Не рой могилу другому – сам в нее попадешь: я так долго ждал, когда деваха сломается и признается в поражении, которое для меня вдруг стало удивительно важным и значимым, что не заметил, как сломался сам. Трещина, которую я до последнего называл обыденным любопытством, образовалась при первой встрече, когда я взломал, словно матерый домушник, замки несчастного лофта и по-хозяйски завалился на старый потрепанный диван посреди гостиной комнаты, а заодно и в одну девичью жизнь. Мне бы раньше заподозрить что-то неладное, когда дороги, пути и тропинки, вдохи и стоны, мысли и тела стали пересекаться удивительно часто, но я, кретин, до последнего отвергал очевидное. Даже не так. Для того, чтобы что-то отвергать, нужно знать, что отвергаешь, а у меня подобной надобности не возникало, я даже не догадывался о поломке – читай – о привязанности. Догнал только сегодня, два часа назад, когда не смог уснуть из-за того, что обидел без причины.
Не знаю, можно ли назвать это привязанностью. Говорят, у каждого чувства есть свое имя, окда, но как обозвать то, что толком описать не можешь? Даже себе. Пожалуй, я ревную деваху, иначе не бесоебил бы два часа назад; пожалуй, мне не хочется, чтобы она и дальше тяжелым железным якорем погрязала в проблемах, как в глубоком море. С другой стороны, я имею никакого желания взваливать ее проблемы на собственные плечи, решать их и вообще во все это вмешиваться. Не моя жизнь, не моя хата, и вообще я с краю – ничего не знаю.
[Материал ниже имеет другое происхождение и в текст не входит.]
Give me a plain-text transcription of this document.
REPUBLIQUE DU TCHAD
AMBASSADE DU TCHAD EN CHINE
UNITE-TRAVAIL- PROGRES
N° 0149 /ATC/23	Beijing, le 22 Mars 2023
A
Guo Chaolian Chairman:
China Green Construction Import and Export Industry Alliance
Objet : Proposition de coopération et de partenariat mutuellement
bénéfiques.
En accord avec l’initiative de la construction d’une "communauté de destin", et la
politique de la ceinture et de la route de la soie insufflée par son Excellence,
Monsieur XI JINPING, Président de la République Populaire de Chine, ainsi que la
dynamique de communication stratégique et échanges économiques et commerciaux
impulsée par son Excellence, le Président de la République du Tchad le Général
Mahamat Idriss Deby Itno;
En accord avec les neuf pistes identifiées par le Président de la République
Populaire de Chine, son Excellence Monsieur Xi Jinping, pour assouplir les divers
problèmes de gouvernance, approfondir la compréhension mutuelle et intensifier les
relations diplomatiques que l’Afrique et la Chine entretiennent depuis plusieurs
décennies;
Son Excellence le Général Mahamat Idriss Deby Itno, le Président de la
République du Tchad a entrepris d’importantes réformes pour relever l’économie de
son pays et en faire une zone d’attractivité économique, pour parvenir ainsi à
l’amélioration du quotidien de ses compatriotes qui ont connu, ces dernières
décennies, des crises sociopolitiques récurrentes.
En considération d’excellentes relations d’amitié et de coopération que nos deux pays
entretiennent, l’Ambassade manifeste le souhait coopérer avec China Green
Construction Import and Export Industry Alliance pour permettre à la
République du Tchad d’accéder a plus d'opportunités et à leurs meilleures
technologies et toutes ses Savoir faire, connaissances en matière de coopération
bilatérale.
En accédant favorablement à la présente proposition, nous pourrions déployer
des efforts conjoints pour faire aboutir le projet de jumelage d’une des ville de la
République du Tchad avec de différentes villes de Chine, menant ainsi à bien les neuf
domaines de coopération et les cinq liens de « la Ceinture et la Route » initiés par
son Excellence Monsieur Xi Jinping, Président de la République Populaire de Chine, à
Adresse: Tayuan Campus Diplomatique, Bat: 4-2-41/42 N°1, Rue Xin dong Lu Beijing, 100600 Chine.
Я прекрасно понимаю, что здесь и сейчас у девахи никого, кроме меня, нет. Это даже смешно, что именно я – негодяй, каких свет не видывал – оказался рядом. Создается впечатление, что судьба с каждым днем подкидывает девахе все новые и новые проблемы и смеется, насмехается, издевается, наблюдая за рыжей свысока. Сперва я, потом выгодное исключительно для родителей замужество, потом снова я. Наверное, рыжая здорово провинилась в прошлой жизни, раз в этой из одного болота прыгает в другое – еще более глубокое, вязкое и вонючее. Это только вопрос времени, когда захлебнется, задохнется и утонет.
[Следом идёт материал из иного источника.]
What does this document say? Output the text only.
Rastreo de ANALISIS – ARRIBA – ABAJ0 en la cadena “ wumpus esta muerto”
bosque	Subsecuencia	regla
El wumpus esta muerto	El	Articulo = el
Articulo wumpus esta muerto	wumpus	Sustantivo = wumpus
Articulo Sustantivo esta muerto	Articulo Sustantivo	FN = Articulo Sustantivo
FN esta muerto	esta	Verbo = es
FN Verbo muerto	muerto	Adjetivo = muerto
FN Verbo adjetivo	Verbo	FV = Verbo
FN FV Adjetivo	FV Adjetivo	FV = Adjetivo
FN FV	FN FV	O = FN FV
А ко дну идет уже сейчас, и не без моей помощи. В общем-то, это неудивительно, ведь именно я, как говорят бывшие друзья и товарищи, тот человек, который кинет первый камень или продаст за тридцать три серебряника. Это правда, я не отрицаю даже, потому что вся моя природа основана на лжи и лицемерии. Я рожден лжецом, я живу лжецом и сдохну им. Это удобно, поэтому вовсе не совестно и не стыдно. Я привык подставлять людей, обманывать, давить на самые больные места, играть на слабостях, как на гитаре. Но если до встречи с рыжей мне было плевать с высокой колокольни на чувства обиженных и оскорбленных, то сейчас все пошло по пизде. Это неправильно. Так быть не должно.
Чувство, что я прыгаю на граблях, совершая одну и ту же ошибку, продолжая топтаться рядом с Польшей, раздражает, а я введусь на поводу у эмоций и раздражаюсь все сильнее и сильнее. Но не сейчас, потому что слишком спокойно, слишком безмятежно.
Умиротворенно.
― И мне, наверное, не следовало... Ты, возможно, прав и я не должна была... ну... ты понял. Это меня не красит. Но я не жалею, ― бубнит рыжая, уткнувшись холодным, как у собаки, носом мне в грудь. Я обнимаю ее чуть сильнее, прижимаю к себе, касаюсь губами бестолковой оранжевой макушки.
― Даже не сомневаюсь, что не жалеешь, ― беззлобно ухмыляюсь, и с губ срывается терпкий сигаретный дым. Вообще-то здесь немного холодно, и я понятия не имею, как рыжая умудрилась высидеть на улице больше двух часов – я вот уже замерз, что неудивительно вовсе – не месяц май на дворе, в конце то концов. ― Ладно, поднимай свой унылый зад, вернемся в номер, а то тут темно, как в жопе негра, и холодно, как в жопе негра, который заснул на северном полюсе.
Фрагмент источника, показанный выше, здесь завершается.